Consistency Analysis of Sentiment Predictions using Syntactic & Semantic Context Assessment Summarization (SSAS)

arXiv cs.CL Papers

Summary

This paper presents SSAS (Syntactic & Semantic Context Assessment Summarization), a framework designed to improve consistency in LLM-based sentiment prediction by reducing noise and variance through hierarchical classification and iterative summarization. Empirical evaluation on three industry-standard datasets shows up to 30% improvement in data quality and reliability for enterprise decision-making.

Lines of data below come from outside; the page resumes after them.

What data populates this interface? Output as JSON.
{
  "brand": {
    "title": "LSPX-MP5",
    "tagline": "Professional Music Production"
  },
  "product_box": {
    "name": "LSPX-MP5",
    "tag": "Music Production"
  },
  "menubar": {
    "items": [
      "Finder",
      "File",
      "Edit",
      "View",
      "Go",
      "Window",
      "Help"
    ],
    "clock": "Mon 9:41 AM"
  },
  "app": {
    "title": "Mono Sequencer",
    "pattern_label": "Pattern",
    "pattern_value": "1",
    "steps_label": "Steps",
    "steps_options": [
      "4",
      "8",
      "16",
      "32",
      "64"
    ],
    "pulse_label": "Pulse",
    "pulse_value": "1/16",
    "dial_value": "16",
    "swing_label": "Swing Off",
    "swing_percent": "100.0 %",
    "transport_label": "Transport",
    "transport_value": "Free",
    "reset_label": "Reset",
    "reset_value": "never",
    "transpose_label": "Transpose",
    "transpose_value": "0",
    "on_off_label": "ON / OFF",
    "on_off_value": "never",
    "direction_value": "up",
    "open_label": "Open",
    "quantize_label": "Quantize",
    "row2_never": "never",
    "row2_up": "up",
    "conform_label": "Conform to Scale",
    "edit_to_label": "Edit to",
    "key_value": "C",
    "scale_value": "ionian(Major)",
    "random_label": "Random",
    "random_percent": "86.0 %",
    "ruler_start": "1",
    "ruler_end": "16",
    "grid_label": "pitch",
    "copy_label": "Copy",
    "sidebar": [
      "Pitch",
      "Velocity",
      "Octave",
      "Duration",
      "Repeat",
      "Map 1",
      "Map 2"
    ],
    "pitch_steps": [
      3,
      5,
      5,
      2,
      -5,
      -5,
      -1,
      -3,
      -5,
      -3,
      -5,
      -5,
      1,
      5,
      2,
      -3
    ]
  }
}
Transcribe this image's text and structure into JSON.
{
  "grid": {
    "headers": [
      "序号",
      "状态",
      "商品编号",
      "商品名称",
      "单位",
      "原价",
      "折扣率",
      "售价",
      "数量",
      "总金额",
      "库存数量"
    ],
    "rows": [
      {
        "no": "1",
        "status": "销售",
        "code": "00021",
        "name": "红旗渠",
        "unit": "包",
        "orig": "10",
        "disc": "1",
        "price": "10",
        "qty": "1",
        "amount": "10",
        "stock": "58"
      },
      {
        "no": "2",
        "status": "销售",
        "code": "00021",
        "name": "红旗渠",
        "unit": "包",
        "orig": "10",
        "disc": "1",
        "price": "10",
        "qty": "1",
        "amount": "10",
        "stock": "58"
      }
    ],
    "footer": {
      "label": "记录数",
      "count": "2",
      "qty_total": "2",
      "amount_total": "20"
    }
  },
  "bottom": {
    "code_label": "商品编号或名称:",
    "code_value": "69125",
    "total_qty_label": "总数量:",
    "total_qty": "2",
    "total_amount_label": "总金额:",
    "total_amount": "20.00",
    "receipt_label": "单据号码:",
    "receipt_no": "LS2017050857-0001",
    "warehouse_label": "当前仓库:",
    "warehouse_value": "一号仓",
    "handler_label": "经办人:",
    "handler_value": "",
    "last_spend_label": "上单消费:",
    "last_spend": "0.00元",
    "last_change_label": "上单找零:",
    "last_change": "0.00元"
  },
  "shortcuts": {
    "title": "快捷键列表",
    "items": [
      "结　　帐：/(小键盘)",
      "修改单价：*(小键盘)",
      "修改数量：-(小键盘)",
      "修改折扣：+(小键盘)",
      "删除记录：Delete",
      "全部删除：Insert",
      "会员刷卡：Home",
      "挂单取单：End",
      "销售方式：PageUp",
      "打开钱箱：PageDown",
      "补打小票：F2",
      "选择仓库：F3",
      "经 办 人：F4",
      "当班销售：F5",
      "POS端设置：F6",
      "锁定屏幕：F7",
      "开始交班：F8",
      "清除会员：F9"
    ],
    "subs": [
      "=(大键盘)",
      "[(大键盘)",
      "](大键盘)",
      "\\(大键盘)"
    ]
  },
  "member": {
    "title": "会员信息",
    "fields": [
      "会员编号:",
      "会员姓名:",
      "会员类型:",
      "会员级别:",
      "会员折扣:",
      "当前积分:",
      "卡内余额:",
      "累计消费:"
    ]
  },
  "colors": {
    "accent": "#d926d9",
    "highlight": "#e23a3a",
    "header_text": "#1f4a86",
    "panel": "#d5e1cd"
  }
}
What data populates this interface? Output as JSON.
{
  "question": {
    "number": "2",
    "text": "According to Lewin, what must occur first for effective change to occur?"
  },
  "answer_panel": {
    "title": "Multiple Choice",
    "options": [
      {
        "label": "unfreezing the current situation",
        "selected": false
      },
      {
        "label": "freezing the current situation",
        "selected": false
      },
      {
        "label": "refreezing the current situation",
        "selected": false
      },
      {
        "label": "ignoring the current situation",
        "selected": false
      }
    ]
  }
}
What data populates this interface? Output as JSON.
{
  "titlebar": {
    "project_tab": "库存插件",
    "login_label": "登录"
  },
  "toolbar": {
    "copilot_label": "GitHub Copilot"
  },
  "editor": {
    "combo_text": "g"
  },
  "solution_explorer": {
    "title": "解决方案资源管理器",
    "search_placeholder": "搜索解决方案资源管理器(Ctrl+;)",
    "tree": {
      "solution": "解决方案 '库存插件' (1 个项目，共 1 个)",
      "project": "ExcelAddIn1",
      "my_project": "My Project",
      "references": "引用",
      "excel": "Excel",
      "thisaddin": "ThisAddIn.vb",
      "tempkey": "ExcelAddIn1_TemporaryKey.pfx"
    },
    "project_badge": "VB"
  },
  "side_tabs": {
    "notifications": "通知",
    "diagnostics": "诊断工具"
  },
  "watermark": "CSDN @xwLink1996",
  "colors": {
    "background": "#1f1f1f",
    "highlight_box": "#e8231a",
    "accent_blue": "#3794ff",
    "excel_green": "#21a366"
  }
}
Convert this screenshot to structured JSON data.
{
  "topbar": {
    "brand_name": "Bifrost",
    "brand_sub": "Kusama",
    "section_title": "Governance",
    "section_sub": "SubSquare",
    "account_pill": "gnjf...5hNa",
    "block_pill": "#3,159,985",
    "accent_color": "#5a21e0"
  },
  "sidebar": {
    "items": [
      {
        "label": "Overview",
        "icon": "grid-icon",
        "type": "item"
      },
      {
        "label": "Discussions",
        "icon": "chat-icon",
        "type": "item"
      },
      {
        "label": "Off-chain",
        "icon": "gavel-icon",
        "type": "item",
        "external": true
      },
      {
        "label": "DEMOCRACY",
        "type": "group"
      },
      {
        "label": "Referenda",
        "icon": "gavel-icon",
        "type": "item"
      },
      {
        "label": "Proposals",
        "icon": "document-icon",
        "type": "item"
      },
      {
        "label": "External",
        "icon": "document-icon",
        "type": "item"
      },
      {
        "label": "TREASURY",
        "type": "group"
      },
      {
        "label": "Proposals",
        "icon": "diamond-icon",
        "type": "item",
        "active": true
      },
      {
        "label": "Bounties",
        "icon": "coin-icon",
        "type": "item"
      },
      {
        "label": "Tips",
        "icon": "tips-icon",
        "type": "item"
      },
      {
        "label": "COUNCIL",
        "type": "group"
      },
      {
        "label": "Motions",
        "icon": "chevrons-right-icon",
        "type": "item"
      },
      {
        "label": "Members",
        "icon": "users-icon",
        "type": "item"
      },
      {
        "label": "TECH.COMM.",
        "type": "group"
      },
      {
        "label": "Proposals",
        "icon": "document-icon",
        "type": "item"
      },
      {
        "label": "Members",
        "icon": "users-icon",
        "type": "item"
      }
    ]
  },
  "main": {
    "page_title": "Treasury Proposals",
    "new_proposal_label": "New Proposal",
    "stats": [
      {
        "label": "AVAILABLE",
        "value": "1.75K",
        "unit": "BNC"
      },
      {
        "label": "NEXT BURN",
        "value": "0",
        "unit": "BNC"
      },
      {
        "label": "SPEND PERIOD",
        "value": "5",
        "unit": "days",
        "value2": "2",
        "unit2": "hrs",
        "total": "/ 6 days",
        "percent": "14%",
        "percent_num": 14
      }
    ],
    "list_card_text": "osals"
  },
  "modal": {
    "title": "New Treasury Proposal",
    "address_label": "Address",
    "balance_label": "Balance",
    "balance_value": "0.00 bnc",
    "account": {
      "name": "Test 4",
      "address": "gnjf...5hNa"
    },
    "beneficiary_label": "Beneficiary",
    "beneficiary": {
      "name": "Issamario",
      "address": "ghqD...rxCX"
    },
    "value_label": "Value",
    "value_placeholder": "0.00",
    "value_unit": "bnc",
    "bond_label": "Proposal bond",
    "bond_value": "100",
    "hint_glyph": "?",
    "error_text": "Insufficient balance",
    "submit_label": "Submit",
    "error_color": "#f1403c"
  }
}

arXiv:2604.15547v1 Announce Type: new Abstract: The fundamental challenge of using Large Language Models (LLMs) for reliable, enterprise-grade analytics, such as sentiment prediction, is the conflict between the LLMs' inherent stochasticity (generative, non-deterministic nature) and the analytical requirement for consistency. The LLM inconsistency, coupled with the noisy nature of chaotic modern datasets, renders sentiment predictions too volatile for strategic business decisions. To resolve this, we present a Syntactic & Semantic Context Assessment Summarization (SSAS) framework for establishing context. Context established by SSAS functions as a sophisticated data pre-processing framework that enforces a bounded attention mechanism on LLMs. It achieves this by applying a hierarchical classification structure (Themes, Stories, Clusters) and an iterative Summary-of-Summaries (SoS) based context computation architecture. This endows the raw text with high-signal, sentiment-dense prompts, that effectively mitigate both irrelevant data and analytical variance. We empirically evaluated the efficacy of SSAS, using Gemini 2.0 Flash Lite, against a direct-LLM approach across three industry-standard datasets - Amazon Product Reviews, Google Business Reviews, Goodreads Book Reviews - and multiple robustness scenarios. Our results show that our SSAS framework is capable of significantly improving data quality, up to 30%, through a combination of noise removal and improvement in the estimation of sentiment prediction. Ultimately, consistency in our context-estimation capabilities provides a stable and reliable evidence base for decision-making.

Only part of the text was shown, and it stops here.